2) Il m'a surtout manqué de temps pour apprécier leur petite enfance… j'étais très absent, je n'ai pas assez profité de ces années-là… j'ai le sentiment que je n'ai pas tenu mon rôle de père à cause de mes absences pour le travail… Et je n'ai pas assez communiqué avec eux, je ne leur ai pas dit… un certain nombre de choses… comme par exemple que je les aime… Oui, j'ai de la peine à leur dire que je les aime, cela me paraît difficile, alors que je voudrais tellement le faire … J'ai l'impression que mon rôle n'est pas complet, fini. Mais je suis toujours à leur disposition pour les aider, autant moralement que financièrement…

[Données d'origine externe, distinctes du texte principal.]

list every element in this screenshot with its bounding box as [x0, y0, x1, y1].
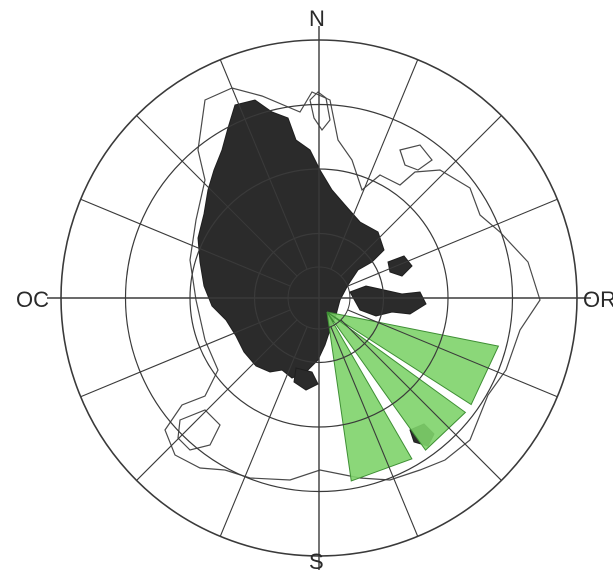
grid-spoke-9 [219, 326, 308, 537]
east-label: OR [583, 287, 613, 312]
grid-spoke-15 [219, 59, 308, 270]
highlighted-sector-3 [326, 311, 413, 482]
grid-spoke-5 [347, 309, 558, 398]
grid-spoke-11 [80, 309, 291, 398]
west-label: OC [16, 287, 49, 312]
region-outline [164, 87, 541, 481]
grid-spoke-14 [136, 115, 298, 277]
urban-area-east [349, 285, 427, 317]
urban-area-northeast [387, 255, 413, 277]
grid-spoke-7 [330, 326, 419, 537]
grid-spoke-1 [330, 59, 419, 270]
south-label: S [309, 549, 324, 574]
grid-spoke-10 [136, 319, 298, 481]
polar-grid [47, 26, 591, 570]
highlighted-sector-1 [326, 311, 500, 406]
urban-area-south [293, 367, 319, 391]
grid-spoke-3 [347, 198, 558, 287]
grid-spoke-6 [340, 319, 502, 481]
grid-spoke-2 [340, 115, 502, 277]
highlighted-sectors [326, 311, 500, 482]
grid-spoke-13 [80, 198, 291, 287]
north-label: N [309, 6, 325, 31]
urban-area [197, 99, 385, 379]
region-outline-detail [177, 91, 433, 451]
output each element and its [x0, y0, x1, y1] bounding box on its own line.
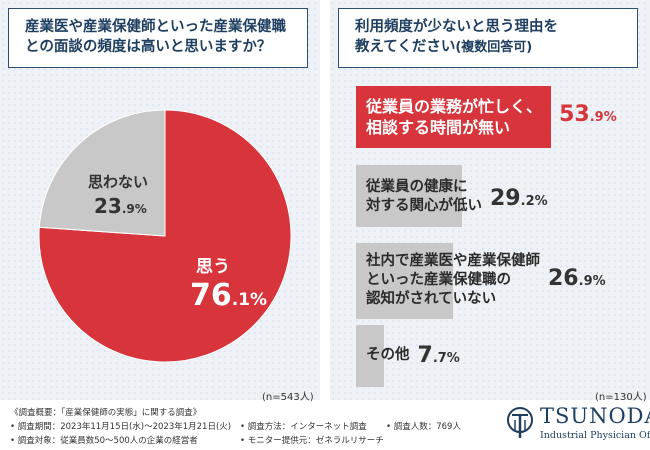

J.-P., deux garçons et une fille adultes et une adolescente de 17 ans et demi, grand-père d'une petite fille de 4 ans. Retraité.
1) Etre père, c'est… un profond bonheur d'être à 50 % l'architecte de ce qui fait le soleil de ma vie (même si parfois j'aimerais être célibataire et sans enfant)… le souvenir impérissable, émerveillé et indéfinissable de l'arrivée de "l'autre" au sortir du ventre de sa mère… si mes enfants étaient mal formés, idiots ou voyous penserais-je la même chose ? Je ne sais pas… Si, quand même !!
2) Non, et si quelque chose me manquait, je ne m'en rends pas compte et c'est très bien ainsi !!
Carlo, un garçon adulte, une fille de 17 ans et demi et un garçon de 14 ans. Travaille à 100 %.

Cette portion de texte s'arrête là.